In Zusammenarbeit mit der Bayerischen Landesanstalt für Weinbau und Gartenbau, Fachzentrum Bienen wurde eine Bewertung unserer Produkte PIGROL Beutenschutz-Lack und PIGROL Beutenschutz-Lasur auf die Verträglichkeit von Bienen durchgeführt. Die folgenden Ausführungen stellen eine Zusammenfassung auf Basis des Abschlussberichtes zu diesem Forschungsvorhaben dar.

 

Labortests

In den Labortests wurden Bienen unter kontrollierten Bedingungen mit den Anstrichen in Kontakt gebracht.

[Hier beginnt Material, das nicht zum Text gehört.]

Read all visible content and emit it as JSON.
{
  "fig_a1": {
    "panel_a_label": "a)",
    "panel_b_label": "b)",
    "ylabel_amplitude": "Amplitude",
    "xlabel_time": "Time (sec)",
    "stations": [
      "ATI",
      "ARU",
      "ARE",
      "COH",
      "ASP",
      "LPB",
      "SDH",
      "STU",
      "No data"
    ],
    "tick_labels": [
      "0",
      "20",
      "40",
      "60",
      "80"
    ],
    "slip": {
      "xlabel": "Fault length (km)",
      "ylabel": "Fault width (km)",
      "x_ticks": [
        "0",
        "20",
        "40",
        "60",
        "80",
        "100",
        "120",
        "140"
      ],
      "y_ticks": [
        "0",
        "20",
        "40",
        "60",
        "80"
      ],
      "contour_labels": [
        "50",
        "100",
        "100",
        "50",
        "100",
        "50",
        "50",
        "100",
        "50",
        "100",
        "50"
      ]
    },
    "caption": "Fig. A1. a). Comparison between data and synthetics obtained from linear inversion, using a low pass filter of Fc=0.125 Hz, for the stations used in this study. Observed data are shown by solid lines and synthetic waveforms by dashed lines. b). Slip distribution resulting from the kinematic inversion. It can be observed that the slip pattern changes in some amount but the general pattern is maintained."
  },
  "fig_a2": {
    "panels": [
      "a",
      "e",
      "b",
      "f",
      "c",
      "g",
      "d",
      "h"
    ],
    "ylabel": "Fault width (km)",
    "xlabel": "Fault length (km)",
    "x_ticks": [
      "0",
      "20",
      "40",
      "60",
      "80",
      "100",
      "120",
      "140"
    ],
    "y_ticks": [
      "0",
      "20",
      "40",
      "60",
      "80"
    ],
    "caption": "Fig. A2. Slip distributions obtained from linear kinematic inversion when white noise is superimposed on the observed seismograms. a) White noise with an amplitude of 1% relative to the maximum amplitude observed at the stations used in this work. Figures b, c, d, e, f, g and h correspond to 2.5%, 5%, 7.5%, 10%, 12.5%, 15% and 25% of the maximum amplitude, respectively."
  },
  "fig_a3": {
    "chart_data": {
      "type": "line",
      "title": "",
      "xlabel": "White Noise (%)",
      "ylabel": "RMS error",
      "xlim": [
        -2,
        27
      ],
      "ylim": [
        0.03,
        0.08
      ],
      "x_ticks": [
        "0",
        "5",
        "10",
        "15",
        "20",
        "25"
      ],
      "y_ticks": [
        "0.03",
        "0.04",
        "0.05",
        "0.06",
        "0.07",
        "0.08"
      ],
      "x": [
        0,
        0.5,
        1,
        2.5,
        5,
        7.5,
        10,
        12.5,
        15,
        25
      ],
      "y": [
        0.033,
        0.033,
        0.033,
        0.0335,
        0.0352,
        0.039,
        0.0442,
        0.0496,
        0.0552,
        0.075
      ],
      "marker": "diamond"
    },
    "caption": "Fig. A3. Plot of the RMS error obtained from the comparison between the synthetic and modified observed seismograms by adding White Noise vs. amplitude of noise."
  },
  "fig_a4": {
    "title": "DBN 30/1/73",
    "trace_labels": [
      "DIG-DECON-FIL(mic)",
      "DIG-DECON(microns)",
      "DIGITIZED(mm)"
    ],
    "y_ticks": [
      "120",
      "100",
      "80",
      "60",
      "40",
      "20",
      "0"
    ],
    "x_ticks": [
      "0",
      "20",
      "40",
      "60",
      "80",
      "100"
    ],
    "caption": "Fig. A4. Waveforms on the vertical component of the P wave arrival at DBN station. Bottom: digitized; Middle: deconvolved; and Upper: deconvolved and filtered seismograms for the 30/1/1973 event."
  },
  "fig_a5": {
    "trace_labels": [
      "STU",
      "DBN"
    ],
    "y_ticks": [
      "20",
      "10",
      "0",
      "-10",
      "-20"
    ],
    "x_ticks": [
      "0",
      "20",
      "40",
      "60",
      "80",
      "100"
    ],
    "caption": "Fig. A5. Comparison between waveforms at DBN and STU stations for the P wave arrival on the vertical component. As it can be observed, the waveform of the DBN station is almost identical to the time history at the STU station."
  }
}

Ziel dieser Labortests war, die Mortalitätsrate und das Verhalten der Tiere zu beobachten und zu dokumentieren.

 

 

(Bildquelle: LWG Veitshöchheim)

 

Lebensdauertest

Es wurden Versuchskäfige aus Edelstahl mit jeweils 50 Jungbienen besetzt und die Rückwand des Käfigs mit einem Holzplättchen (5 x 7 cm) ausgestattet. Die Holzplättchen sind nach Anwendungsempfehlung des Herstellers zweimal mit den Produkten PIGROL Beutenschutz-Lack sowie PIGROL Beutenschutz-Lasur behandelt worden und konnten vor Verwendung 18 Stunden trocknen. Als Kontrolle dienten Käfige mit unbehandelten Holzplättchen und Käfige mit Holzplättchen, die einen Überzug aus reinem Bienenwachs erhalten haben. Eine Prüfgruppe erhielt Plättchen, die mit einem schwach-insektiziden Anstrich (Negativkontrolle) versehen wurden. Für die Behandlungsvariante wurden 10 Käfige eingerichtet und über 3 Wochen beobachtet. Die Käfige wurden im Brutschrank bei 27 °C aufgestellt und mit Futter ad libitum versorgt. Die Mortalität wurde im Abstand von 2 Tagen erfasst, indem die Anzahl toter Bienen im Käfig gezählt wurde. Tote Tiere wurden entfernt. Bei jeder Kontrolle wurde das Verhalten der Tiere beobachtet und Auffälligkeiten notiert. Nach 9 Tagen lag die mittlere Mortalität in allen Prüfgliedern unter 5 %. Es konnten zu diesem Zeitpunkt keine statistischen Unterschiede ermittelt werden. Aufgrund der geringen Mortalität wurde die Beobachtungszeit von 21 Tagen auf 25 Tage erweitert, wobei Unterschiede auftraten. Die Mortalität nach 21 und 25 Tagen ist bei der PIGROL Beutenschutz-Lasur im Vergleich zum Prüfglied Negativkontrolle signifikant geringer, beim PIGROL Beutenschutz-Lack ist der Unterschied nur nach 21 Tagen statistisch abzusichern.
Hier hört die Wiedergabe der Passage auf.